About the Debiopharm License Agreement
On August 6, 2009, Curis entered into a license agreement with Debiopharm S.A., a Swiss corporation. Pursuant to the license agreement, Curis granted to Debiopharm a worldwide, exclusive royalty-bearing license with the right to grant sublicenses to develop, manufacture, market and sell any product containing the Company’s HSP90 inhibitor technology, including Curis’ lead HSP90 compound under development, CUDC-305 (since renamed Debio 0932). Debiopharm will assume all future development responsibility and incur all future costs related to the development, registration and commercialization of products under the agreement. Curis is eligible to receive up to an aggregate of $90 million in payments, as well as royalties on sales by Debiopharm or its sublicensees.

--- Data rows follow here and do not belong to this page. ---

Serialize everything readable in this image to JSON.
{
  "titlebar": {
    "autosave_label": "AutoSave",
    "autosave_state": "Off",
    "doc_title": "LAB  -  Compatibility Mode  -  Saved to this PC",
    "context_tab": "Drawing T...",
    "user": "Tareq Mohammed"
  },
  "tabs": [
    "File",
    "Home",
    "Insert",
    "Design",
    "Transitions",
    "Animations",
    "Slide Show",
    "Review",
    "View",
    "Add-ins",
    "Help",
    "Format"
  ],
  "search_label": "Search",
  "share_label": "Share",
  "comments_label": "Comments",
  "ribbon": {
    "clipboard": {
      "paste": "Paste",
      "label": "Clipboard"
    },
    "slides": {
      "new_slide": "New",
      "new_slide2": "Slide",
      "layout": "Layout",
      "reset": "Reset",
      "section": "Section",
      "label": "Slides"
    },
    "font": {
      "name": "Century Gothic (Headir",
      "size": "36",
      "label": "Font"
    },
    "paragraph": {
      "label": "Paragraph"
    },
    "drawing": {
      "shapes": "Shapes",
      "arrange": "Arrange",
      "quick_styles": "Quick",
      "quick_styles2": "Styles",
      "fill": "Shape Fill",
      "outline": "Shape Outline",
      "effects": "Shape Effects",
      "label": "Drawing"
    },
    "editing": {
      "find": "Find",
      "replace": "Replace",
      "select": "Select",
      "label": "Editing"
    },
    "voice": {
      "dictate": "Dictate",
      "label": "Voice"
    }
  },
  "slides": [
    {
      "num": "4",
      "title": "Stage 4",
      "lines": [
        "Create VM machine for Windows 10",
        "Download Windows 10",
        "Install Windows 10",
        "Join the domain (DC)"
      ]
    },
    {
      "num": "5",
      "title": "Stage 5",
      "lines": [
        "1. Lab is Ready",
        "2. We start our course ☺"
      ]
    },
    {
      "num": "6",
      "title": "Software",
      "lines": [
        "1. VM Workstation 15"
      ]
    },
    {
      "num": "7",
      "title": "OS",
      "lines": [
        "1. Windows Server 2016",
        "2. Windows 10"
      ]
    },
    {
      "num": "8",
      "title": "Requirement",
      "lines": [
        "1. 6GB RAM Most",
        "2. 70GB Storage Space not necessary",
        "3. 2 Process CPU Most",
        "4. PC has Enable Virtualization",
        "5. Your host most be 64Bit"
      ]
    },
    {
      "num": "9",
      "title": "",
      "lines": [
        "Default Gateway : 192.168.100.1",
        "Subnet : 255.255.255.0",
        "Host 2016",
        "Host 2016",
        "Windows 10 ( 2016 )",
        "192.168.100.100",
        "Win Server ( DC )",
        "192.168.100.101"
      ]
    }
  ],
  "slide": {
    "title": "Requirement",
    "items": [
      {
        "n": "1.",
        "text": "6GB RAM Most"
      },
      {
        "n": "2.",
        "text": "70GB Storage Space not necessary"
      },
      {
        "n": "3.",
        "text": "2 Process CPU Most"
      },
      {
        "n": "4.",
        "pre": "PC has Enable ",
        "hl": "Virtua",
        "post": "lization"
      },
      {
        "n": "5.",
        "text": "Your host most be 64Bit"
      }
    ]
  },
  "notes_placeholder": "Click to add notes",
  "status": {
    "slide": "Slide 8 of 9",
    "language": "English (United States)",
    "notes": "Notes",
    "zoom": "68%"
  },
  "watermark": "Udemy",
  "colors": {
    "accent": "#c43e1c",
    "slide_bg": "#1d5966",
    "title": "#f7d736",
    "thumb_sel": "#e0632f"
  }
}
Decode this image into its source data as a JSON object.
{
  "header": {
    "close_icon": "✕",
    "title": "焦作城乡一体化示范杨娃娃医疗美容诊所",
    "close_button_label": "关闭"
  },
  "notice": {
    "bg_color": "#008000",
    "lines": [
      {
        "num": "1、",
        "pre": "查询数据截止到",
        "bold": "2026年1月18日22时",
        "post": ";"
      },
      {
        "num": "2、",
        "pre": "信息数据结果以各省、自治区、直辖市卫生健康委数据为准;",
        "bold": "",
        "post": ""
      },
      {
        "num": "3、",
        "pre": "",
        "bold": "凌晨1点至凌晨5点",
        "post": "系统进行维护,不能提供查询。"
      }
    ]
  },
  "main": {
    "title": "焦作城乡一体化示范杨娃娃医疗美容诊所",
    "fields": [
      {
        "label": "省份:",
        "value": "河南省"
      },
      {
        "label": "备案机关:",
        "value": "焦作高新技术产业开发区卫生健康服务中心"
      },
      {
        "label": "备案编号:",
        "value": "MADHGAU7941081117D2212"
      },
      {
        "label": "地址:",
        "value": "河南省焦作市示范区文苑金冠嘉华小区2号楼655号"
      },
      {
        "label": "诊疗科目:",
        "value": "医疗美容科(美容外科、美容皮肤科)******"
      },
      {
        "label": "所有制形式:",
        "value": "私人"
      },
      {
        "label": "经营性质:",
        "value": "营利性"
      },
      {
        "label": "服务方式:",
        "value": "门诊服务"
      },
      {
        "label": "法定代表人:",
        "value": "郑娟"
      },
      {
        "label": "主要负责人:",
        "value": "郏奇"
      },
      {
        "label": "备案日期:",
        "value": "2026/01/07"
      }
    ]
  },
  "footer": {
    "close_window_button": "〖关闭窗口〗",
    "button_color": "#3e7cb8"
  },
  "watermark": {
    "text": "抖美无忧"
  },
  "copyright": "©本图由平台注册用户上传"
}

HSP90 is a member of a class of proteins called molecular chaperones that play a fundamental role in the folding, stabilization and degradation of their client proteins under normal or stressful conditions. HSP90, in particular, has become an attractive therapeutic target for the treatment of cancer because a majority of its client proteins are involved in cellular signaling transduction and have been identified as potential contributors to various aspects of cancer cell growth and survival. Inhibitors of HSP90 activity may be of therapeutic value if they can prevent HSP90 chaperones from protecting proteins involved in cancer and allow them to be degraded.